A Pale View of Hills Metaphors and Similes

Time really flies (metaphor)

Shigeo Matsuda, a former student of Ogata-San, who currently works as a teacher surely has no doubt that time flies quickly. Once he was a boy and attended a school where he was “taught terrible things”. Those lies “of the most damaging kind” led to the biggest catastrophe of the twentieth century. Then time passes and old ideas are replaced with the new ones. Twenty-some years are not a long period, but it is enough to brainwash pupils and persuade them that they are “divine and supreme” nation. But as Shigeo Matsuda says, “time really flies” and “things are changing still”. Once “divine and supreme” nation, it starts reconsidering old ways of living and thinking.

I always kept Keiko’s interests very much at heart (metaphor)

In a very odd and peculiar way, Sachiko really loves her daughter. The wrong thing is that even with thoughts about “Keiko’s interests”, Sachiko manages to make one mistake after another. She claims that her “daughter’s welfare is of the utmost importance” and makes promises that she knows she wouldn’t be able to keep. Then she asks Mariko not to be “so childish” and drowns her little kittens in a muddy stream.

I never had a heart to replace her (metaphor)

Etsuko used to play violin quite well. Like every mother, she had big plans for her girls. One of the numerous steps to success in life was music lessons. Later on, she noticed that a music teacher, Mrs. Waters, has a little understanding of music. However, Mrs. Waters was “such an affectionate woman” that Etsuko pitied her and allowed her daughters to continue wasting their time in useless music lessons.

Father is like a child these days (simile)

Etsuko finds her father-in-law’s behavior quite amusing. He muses over a possibility of learning how to play violin and even asks his daughter-in-low to teach him to cook an omelette. Ogata-San is so eager to learn something new that his daughter-in-law has to remind him that she “can’t teach you everything”.

Frank-San pisses like a pig (simile)

Frank-San or just Frank is an American man Sachiko is going to move to America with. He tells her all kinds of stories about their future life in the USA. Unlike Sachiko, who prefers to believe those stories and continues to repeat that “such things are possible out there”, Mariko doesn’t seem to be fond of him. She says that he is “a bad man” and “a pig in a sewer”. The reason of him receiving such an unpleasant nickname is that Frank has serious problems with alcohol.
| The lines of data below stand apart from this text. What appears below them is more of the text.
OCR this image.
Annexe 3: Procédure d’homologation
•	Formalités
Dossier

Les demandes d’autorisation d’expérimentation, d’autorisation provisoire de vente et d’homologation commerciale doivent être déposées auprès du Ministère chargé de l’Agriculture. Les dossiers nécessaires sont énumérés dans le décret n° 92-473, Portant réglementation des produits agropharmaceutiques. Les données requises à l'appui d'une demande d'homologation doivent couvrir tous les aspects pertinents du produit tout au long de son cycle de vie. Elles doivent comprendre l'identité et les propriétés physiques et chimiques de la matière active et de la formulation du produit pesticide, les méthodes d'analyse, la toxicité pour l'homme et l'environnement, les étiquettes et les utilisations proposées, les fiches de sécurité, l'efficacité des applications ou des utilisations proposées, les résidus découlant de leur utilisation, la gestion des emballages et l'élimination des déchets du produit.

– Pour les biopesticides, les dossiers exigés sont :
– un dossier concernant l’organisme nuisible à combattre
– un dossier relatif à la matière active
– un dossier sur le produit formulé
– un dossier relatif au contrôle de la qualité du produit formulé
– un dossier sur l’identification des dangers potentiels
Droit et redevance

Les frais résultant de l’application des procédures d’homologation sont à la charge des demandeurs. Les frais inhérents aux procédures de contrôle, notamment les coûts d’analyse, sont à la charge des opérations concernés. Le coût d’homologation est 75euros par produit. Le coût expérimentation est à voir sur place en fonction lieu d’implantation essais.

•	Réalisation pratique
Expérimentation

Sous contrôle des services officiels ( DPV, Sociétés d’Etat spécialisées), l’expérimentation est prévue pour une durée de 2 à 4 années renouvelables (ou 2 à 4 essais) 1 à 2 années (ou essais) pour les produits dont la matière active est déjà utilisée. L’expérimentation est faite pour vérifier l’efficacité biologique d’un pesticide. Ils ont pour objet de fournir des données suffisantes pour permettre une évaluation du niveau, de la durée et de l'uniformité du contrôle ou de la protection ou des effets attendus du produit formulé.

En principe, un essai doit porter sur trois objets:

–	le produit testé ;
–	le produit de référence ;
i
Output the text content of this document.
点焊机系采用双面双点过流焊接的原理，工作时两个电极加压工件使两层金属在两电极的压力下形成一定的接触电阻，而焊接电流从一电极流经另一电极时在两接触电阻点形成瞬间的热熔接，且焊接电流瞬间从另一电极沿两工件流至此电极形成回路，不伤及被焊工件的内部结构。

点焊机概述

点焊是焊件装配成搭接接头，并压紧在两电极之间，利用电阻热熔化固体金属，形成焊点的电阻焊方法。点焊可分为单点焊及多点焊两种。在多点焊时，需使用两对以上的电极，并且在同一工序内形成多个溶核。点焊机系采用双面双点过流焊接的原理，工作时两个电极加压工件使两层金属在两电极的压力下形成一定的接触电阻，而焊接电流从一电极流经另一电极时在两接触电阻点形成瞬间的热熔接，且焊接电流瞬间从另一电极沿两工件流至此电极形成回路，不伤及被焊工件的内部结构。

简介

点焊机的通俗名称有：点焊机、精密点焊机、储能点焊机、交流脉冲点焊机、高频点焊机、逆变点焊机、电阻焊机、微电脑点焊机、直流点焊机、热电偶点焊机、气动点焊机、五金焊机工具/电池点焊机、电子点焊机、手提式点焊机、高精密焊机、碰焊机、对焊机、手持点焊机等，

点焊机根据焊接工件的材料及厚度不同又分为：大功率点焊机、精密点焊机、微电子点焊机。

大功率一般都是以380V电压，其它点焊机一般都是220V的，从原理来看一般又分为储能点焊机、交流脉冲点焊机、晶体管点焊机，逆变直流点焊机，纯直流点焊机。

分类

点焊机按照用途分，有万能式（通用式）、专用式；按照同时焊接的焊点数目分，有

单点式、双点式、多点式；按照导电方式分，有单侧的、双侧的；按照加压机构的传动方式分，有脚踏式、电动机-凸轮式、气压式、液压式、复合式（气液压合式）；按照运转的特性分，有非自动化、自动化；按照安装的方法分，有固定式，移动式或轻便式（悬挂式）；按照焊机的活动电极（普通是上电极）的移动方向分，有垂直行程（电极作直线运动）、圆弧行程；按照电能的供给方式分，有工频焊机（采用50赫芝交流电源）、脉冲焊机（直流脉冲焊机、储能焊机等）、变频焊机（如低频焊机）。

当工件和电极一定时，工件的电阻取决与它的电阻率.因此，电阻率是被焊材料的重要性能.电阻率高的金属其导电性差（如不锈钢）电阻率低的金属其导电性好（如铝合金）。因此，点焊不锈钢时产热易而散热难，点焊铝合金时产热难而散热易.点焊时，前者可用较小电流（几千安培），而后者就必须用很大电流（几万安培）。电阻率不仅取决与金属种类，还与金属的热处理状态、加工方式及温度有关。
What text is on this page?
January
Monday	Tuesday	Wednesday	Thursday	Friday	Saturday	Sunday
He is like a little child (simile)

Sachiko says that Frank is “like a little child”. She believes that most of all he wants her to go with him to America. He does all the arrangements, they choose the day to leave and then he disappears with “all our money” and drinks them in “three days”. It might be that by calling him a child, Sachiko indicates his inability to be responsible.